Her position for not wanting her kids to share the same classroom with a special needs child is that she was concerned that time would be taken away from her own kids’ education if the teachers had to take time away from teaching the whole class to deal with a potential meltdown or whatever disturbance that would originate from the special needs kids. At the time, I agreed with her; and I do find myself concerned about that, as well. People tell me that I must only be concerned about my own kids’ education, and I am; but I am also concerned with the rest of the class and the teachers and the effort that it will be required to keep the classroom running smoothly.

In this year’s time, I have learned so much. I’ve learned that it’s absolutely necessary, if at all possible, to keep all the kids integrated in the classroom. Let me take a moment to explain that I’m talking about the higher functioning children who do have communication skills. What makes arranging appropriate education, socialization, extracurricular activities, etc., is that the children should be grouped together with those of equal levels of abilities.  I sometimes think that it’s no wonder schools fail at socializing the kids.  Well, not fail, but they seem disinterested and practically ignore the argument.

I’ve seen so much, first hand, too. The fear that ignorance can spawn can be avoided.
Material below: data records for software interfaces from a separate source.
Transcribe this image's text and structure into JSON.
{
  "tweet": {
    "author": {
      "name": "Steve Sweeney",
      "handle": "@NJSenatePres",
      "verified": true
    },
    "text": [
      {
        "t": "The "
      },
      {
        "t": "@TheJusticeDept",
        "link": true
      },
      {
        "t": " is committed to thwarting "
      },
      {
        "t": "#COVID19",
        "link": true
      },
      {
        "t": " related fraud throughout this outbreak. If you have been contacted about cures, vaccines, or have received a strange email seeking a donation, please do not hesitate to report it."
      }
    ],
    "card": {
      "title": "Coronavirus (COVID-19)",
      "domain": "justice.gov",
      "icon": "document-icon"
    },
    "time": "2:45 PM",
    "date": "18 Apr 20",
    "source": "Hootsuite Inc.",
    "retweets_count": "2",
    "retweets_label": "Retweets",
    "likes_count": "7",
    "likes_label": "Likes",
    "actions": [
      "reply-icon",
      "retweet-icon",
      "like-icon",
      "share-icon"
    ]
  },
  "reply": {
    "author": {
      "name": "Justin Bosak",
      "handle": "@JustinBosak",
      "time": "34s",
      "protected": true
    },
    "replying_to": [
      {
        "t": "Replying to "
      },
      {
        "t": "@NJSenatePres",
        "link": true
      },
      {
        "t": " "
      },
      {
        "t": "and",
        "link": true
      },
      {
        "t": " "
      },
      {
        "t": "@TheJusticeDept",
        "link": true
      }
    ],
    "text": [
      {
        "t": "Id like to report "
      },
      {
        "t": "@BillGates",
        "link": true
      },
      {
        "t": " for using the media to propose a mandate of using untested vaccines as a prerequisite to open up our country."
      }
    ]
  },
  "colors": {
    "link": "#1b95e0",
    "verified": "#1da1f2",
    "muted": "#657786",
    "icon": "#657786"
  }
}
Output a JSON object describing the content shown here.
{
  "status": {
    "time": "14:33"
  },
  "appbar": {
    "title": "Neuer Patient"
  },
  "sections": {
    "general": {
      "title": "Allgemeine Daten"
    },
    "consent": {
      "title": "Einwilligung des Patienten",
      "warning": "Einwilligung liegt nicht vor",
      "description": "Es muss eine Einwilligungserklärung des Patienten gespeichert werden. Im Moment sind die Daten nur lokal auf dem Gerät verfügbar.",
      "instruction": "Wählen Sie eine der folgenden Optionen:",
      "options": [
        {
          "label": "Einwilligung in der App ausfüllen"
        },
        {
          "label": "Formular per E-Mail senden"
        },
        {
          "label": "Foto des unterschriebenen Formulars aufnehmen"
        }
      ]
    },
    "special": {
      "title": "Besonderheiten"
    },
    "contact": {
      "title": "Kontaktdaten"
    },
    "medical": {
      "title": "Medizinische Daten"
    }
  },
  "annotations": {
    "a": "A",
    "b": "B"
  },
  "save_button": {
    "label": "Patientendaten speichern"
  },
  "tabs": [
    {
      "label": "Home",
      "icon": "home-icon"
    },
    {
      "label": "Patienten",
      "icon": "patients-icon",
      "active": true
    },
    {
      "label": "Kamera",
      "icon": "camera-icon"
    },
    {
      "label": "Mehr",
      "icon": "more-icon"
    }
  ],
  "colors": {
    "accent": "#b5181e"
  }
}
I’ve just decided to begin advocating for a Social Behavior group conducted at the school. That is going to be a tall order, I think, despite the fact that there are enough kids there to get it done.  Autistic kids can learn social skills from the regular kids. I’ve seen Gabe reach out to his classmates just to be pushed away and snickered at because they do not understand that he is different and that he is just trying to make a friend.  I saw this specifically on a class trip last year that I had helped to chaperon. I had Gabe and two other boys. One, I recognized as Gabe’s “best friend”, I’ll call him Charlie, and another boy Gabe had spoken about, and I’ll call him Brian.  It turned out that Gabe’s “best friend” was not really his friend.  Charlie beamed up and informed me that Brian was his “best friend”.   This stung a little, though I do realize that kids this young are still learning how to form relationships.  I had to keep myself objective and I do believe I did a pretty good job of it.  However, going through the day, watching the two new best friends sticking together, with Gabe on the outside of this privileged little circle broke my heart as a mother.  Even more when Brian pushed Gabe away multiple times when he tried to take his hand, as we were all required to hold hands.  On the bus, Gabe tried to get their attention by making sing-song sounds that grew quite annoying to them and they kept staring at me, like “he’s weird”.  Hence a vicious cycle (mom’s heart talking) perpetuated itself. I recognize that Gabe’s behavior was odd and seemed very strange to these other two boys. That’s not their fault.  

ALL the kids need to learn, understand and hopefully accept the autistic child. Are kids this age even old enough to comprehend?  I’m thinking they can be instructed in an age appropriate way.  What a tall order and I have not the slightest idea on how to accomplish this, especially with the school’s policy of keeping privacy intact and not wanting to draw attention, potentially negative attention onto the autistic child.  I get that, I really do; but then how to get past this issue and create a learning opportunity? What I do know is that all through history how we’ve ever managed to affect social change was done through the young, the next generation.

Sigh.  So, here I am thinking back to my struggle at the beginning of this post.  I don’t hold any ill will.  Indeed, do you think it arrogant of me to even say that. Well, these are my thoughts and I need to bring it all around to complete the circle.  To bring all this to a close and there it is.